Sentados en los corros de un pueblo, en la boleras, las terrazas, o bajo la sombra de un castaño que cuela el sol dando fresco al cálido verano europeo, turistas, paseantes y habitantes corrían a la televisión más cercana para mirar los minutos finales de cada etapa del Tour de Francia.
La transmisión del recorrido cautivaba a la gente que se agrupaba alrededor de los bares comentando la carrera, ovacionando a los corredores y echando las cuentas de la próxima etapa.
Las primeras semanas de julio, mágicas para los vacacionistas, convertían al Tour en un fenómeno de audiencia: una caña, unas aceitunas, un café, una manzanilla, un vinito blanco o un helado para los niños, servían los tenderos a su público en las barras, que disfrutaba de las bicicletas antes del medio día, y de la playa o la montaña por las tardes.
A lo largo de su existencia el Tour ha sido otras tres cosas: costumbre, convivencia y familia. La vergüenza del dopaje, probablemente la mayor trampa en la historia del deporte, orilló a esta competición al precipicio: hay un Tour emblemático antes del cisma, un Tour inhumano durante los años del engaño, y un Tour solitario posterior al escándalo que intenta huir de la emboscada. Si algo perdió el Tour fue credibilidad.
Esta semana dio un paso importante en su recuperación cuando el danés Jonas Vingegaard y esloveno Tadej Pogacar, el mejor ciclista del mundo y suéter amarillo, dieron un espectáculo de época entrando a los Alpes.

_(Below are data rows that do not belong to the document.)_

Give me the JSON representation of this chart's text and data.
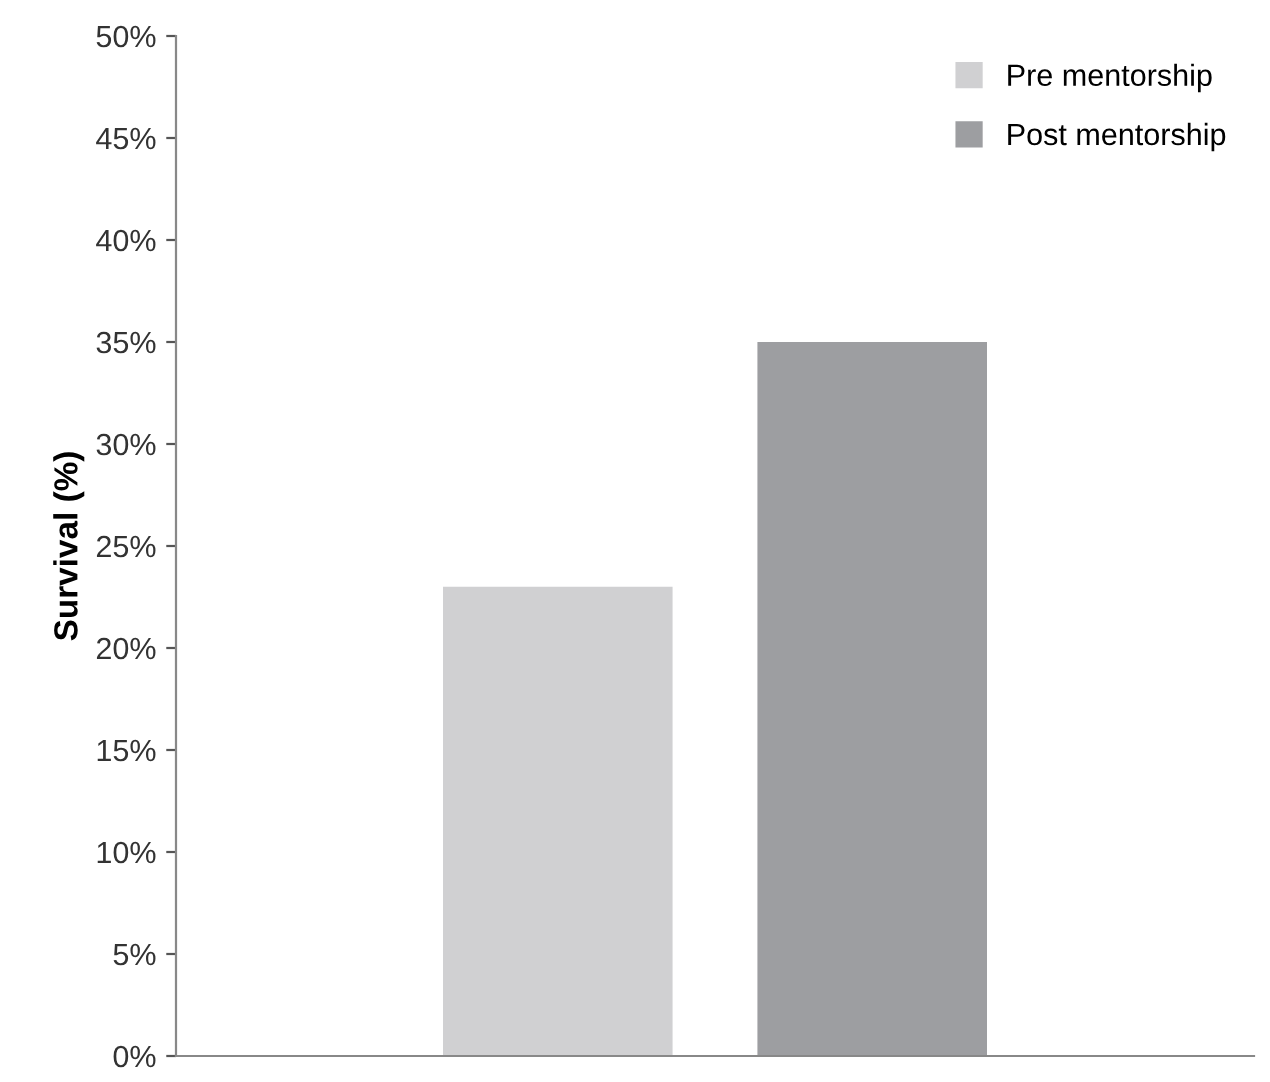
{
  "chart_data": {
    "type": "bar",
    "ylabel": "Survival (%)",
    "categories": [
      null
    ],
    "series": [
      {
        "name": "Pre mentorship",
        "color": "#d0d0d2",
        "values": [
          23
        ]
      },
      {
        "name": "Post mentorship",
        "color": "#9d9ea1",
        "values": [
          35
        ]
      }
    ],
    "ylim": [
      0,
      50
    ],
    "yticks": [
      {
        "value": 0,
        "label": "0%"
      },
      {
        "value": 5,
        "label": "5%"
      },
      {
        "value": 10,
        "label": "10%"
      },
      {
        "value": 15,
        "label": "15%"
      },
      {
        "value": 20,
        "label": "20%"
      },
      {
        "value": 25,
        "label": "25%"
      },
      {
        "value": 30,
        "label": "30%"
      },
      {
        "value": 35,
        "label": "35%"
      },
      {
        "value": 40,
        "label": "40%"
      },
      {
        "value": 45,
        "label": "45%"
      },
      {
        "value": 50,
        "label": "50%"
      }
    ],
    "legend": "top right",
    "grid": false
  }
}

Durante 60 kilómetros los coequiperos del Jumbo atacaron sin piedad a Pogacar en las cumbres, quien no escatimó un metro, pero a pocos kilómetros de la meta, se rindió. La etapa, que ya es considerada una de las mejores del siglo, se prolongó ayer en el ascenso al mítico Alpe d’Huez con un sabor a revancha, pero en plena cara del macizo entre esloveno y danés, irrumpió un inglés: Thomas Pidcok, el montañista con ruedas. El Tour ha vuelto.